Gonsalves has reiterated his government’s commitment to maintaining ties with Taiwan, which China considers a renegade province and has not ruled out the use of force to achieve its re-unification goal.
Gonsalves said that the ULP’s 2015 manifesto spoke of “a bold, principled foreign policy grounded in our interest but placed on the hub of the Caribbean and Latin America region.
“I want the young people, when you see we are doing certain things, I don’t want you to say, ‘I wonder if the elder, Ralph, losing it, how he defending Venezuela’s independence and sovereignty.
“No, don’t think I losing it; I’m reaffirming your future and I sticking to this. Those who write this and subscribing to this and want to ignore it can ignore it, but, as a small country, this is our defence against arbitrariness and imperial overrule, in the same way that in the domestic setting, the constitution is your protector…”
Gonsalves read the preamble of the charter.
Commenting on it, he said:
“So when we agree to the Paris Accord, we don’t pull out; when the United Nations passes a resolution in relation to a two-state solution on Palestine and Israel, we don’t dismiss that.
“When, annually, the [United Nations] General Assembly passes a resolution supported only by the United States and Israel that the blockade against Cuba is illegal, we take those resolutions seriously because this tells me I must take them seriously.
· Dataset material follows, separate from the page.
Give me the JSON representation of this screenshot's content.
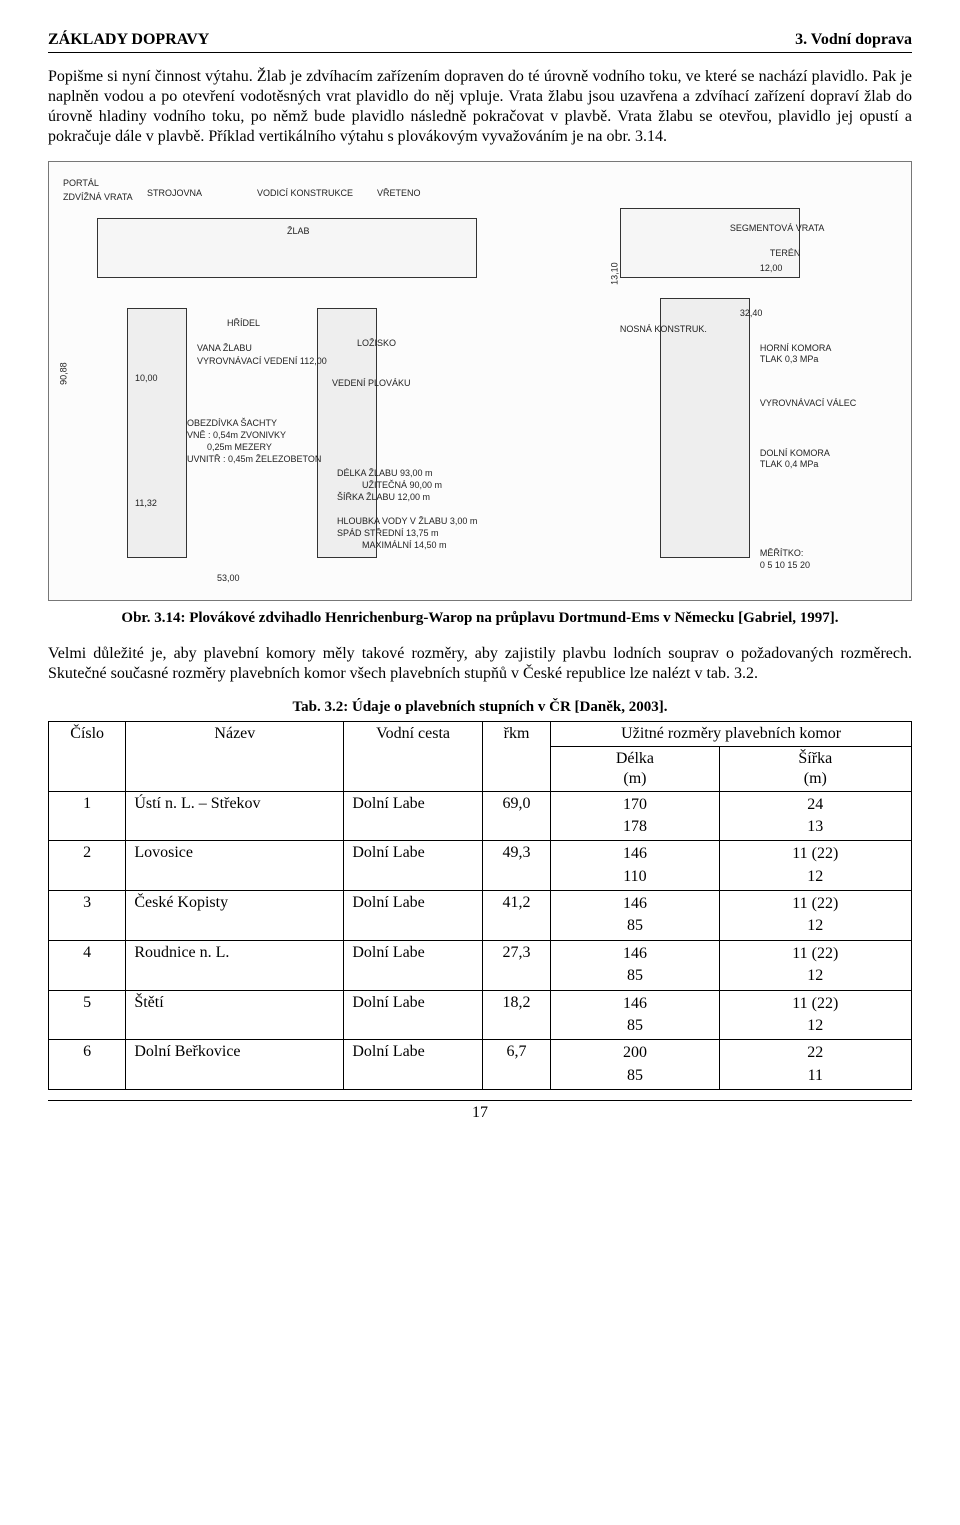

“Ah can’t be opportunistic about those.”
He noted that the charter says “All Members shall refrain in their international relations from the threat or use of force against the territorial integrity or political independence of any state, or in any other manner inconsistent with the Purposes of the United Nations.”
Gonsalves commented: “So that when somebody tells the press in an off-hand manner that in relation to Venezuela every option is on the table, including military intervention, how do you square that?
“… If we throw this away, is dog eat dog; survival of the fittest. We will be in a state of nature where life is nasty, brutish and short. This is why this is so important — multilateralism.”
The prime minister further noted that the charter says, “The Organisation shall ensure that states which are not Members of the United Nations act in accordance with these Principles so far as may be necessary for the maintenance of international peace and security.”
He said: “And our relations with Taiwan are guided by that principle, because they are not members of the United Nations.”
The ULP administration has remained firm in its support for Taiwan even as the main opposition New Democratic Party has said that if elected to office, it would break ties with Taipei and establish links with Beijing.
Just 17 countries, most of them small developing nations in Africa, the Caribbean and the Pacific, recognise Taiwan as a country independent of China.